Vaatlerin bütçeye maliyeti kuruşu kuruşuna 19.3 milyar TL 
DAVUTOĞLU, ekonomik verilerle ilgili ayrıntılı bilgiler paylaştı: "CHP ile MHP ile farkımız şu; onlar bilmedikleri bir bütçeden hesap edemedikleri afaki vaatlerde bulunuyorlar. Biz ise hesap edebildiğimiz bütçeden neyi harcayacağımızı bilerek konuşuyoruz. Vaatlerimizin toplam maliyeti 19,3 milyar lira. Dikkatinizi çekerim; yaklaşık 20 milyar demiyorum. Tam tamına 19.3 milyar lira. Hesabını kuruşu kuruşuna yaptık. Ama CHP ve MHP’nin vaatleri 150 milyar lirayı geçiyor. Üstelik vaatlerimizdeki teşvikler bize vergi, istihdam yatırım olarak zaten geri dönecek."
YA İSTİKRAR, YA PATİNAJ
Başbakan Ahmet Davutoğlu, siyasi istikrarda olumsuz bir gelişme olmaması durumunda hiç kimsenin merak etmesi gerektiğine ısrarla vurgu yaparak, "İstikrarda süreklilik içinde bir çizgi devam ederse bizim yakın dönemli volatilitelere dalgalanmalara dayanıklılığımız çok yüksek bundan şüphe olmasın" dedi. 
YENİ SIÇRAMA İÇİN GEREKEN...
Sıranın var olan yapıdan bir başka düzeye sıçramaya geldiğine dikkat çeken Davutoğlu, "Bizim 12-13 yıl içinde yaptığımız şey aynı ekonomik çerçeveyi atıl kapasiteyi sonuna kullanarak geliştirmek oldu. Birinci nesil reformlarla sağladık. Demokratikleşme, hukuk reformlarla, ekonomik reformlar, şirket kurmanın kolaylaştırılması gibi. Şimdi ya daha yukarı sıçrayacağız, ya da patinaj yapacağız. Bu sıçramayı yaptırmamız için önümüzü görmemiz lazım. İkinci nesil reformlarla anlatmak istediğim niteliksel dönüşüm” dedi ve atılması gereken yeni adımları da örnekledi: 
ŞİMDİ MERKEZ OLMAK LAZIM
“Bölünmüş yol niceliksel bir dönüşümdür.
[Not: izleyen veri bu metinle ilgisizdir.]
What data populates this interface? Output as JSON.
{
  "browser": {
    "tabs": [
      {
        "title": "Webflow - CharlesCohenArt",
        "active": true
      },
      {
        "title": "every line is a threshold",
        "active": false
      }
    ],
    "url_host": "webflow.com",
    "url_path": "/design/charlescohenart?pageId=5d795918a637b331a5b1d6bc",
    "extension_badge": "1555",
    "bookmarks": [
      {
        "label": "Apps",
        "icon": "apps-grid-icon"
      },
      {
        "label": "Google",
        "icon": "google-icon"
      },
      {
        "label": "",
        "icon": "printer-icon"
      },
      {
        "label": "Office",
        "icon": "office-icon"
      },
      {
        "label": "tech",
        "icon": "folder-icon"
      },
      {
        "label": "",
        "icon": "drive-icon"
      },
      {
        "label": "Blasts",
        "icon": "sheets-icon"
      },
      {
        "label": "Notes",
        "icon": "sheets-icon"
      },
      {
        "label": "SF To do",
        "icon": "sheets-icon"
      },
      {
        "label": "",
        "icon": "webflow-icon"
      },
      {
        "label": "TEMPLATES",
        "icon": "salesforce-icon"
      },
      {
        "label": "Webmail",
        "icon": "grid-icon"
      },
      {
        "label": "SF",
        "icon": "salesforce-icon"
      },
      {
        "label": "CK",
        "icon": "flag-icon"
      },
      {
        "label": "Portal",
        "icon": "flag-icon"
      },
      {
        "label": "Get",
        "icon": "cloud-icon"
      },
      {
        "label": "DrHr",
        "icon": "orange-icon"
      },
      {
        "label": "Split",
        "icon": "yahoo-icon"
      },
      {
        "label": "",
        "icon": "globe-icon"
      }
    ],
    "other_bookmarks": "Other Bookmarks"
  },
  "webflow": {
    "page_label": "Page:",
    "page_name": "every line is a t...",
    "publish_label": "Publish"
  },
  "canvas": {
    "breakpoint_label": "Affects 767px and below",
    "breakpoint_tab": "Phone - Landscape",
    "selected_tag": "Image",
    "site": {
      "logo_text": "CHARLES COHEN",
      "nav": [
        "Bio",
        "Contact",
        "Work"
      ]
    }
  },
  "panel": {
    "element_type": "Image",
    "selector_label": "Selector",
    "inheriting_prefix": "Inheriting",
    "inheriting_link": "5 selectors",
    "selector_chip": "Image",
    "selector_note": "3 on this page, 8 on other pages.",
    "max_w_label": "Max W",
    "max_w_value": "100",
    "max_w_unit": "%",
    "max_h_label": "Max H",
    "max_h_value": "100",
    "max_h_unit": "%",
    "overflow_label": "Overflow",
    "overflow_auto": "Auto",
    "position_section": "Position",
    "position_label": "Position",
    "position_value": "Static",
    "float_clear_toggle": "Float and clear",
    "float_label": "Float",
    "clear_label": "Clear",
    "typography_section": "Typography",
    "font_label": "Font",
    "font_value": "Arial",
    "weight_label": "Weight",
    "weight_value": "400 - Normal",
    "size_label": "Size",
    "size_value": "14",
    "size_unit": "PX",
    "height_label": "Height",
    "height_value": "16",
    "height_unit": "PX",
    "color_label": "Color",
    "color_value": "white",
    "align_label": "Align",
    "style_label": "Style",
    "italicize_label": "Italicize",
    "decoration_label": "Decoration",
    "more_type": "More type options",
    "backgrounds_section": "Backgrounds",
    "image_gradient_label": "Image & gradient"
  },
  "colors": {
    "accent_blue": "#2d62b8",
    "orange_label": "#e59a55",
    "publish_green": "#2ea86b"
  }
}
Ama o kuşak üzerinde lojistik merkezler kurmanız, başka bir sınıfa geçtiğinizi gösterir. Eskiden transit geçiş noktasıydı Türkiye. Şimdi üretilen malların lojistik merkezlerde toplanıp uluslararası pazarlara ulaştırıldığı bir merkeze dönüşmek zorundasınız...”
Huzurla 1 Kasım’a! 
Maliye Bakanı Mehmet Şimşek ise bütçeyi değerlendirirken, “Öngördüğümüzden çok daha iyi bir performans var. Vergi tabanı genişledi yazarkasa pos cihazını birleştirdik; 11 milyar lira matrahımız arttı. 1 Kasım’a gönül rahatlığıyla gidiyoruz” dedi. 
Nelere kurban giderdi?
Davutoğlu, koalisyon dönemlerinin Türkiye’ye neler kaybettireceğine yönelik bir örnek vererek şöyle konuştu: "Türkiye büyük projelere imza attı. Örneğin enerjide TANAP. (Azeri gazını Avrupa'ya taşıyacak 10 milyar dolarlık proje.) Burada Türkiye Enerji ve Dışişleri bakanlıkları önemli rol üstlendi. Bu iki bakanlık farklı farklı partide olsaydı, acaba TANAP kolay gerçekleşir miydi? Parti başkanlarının onayını bekleseydik, hangi pazarlıklara kurban giderdi böyle projeler."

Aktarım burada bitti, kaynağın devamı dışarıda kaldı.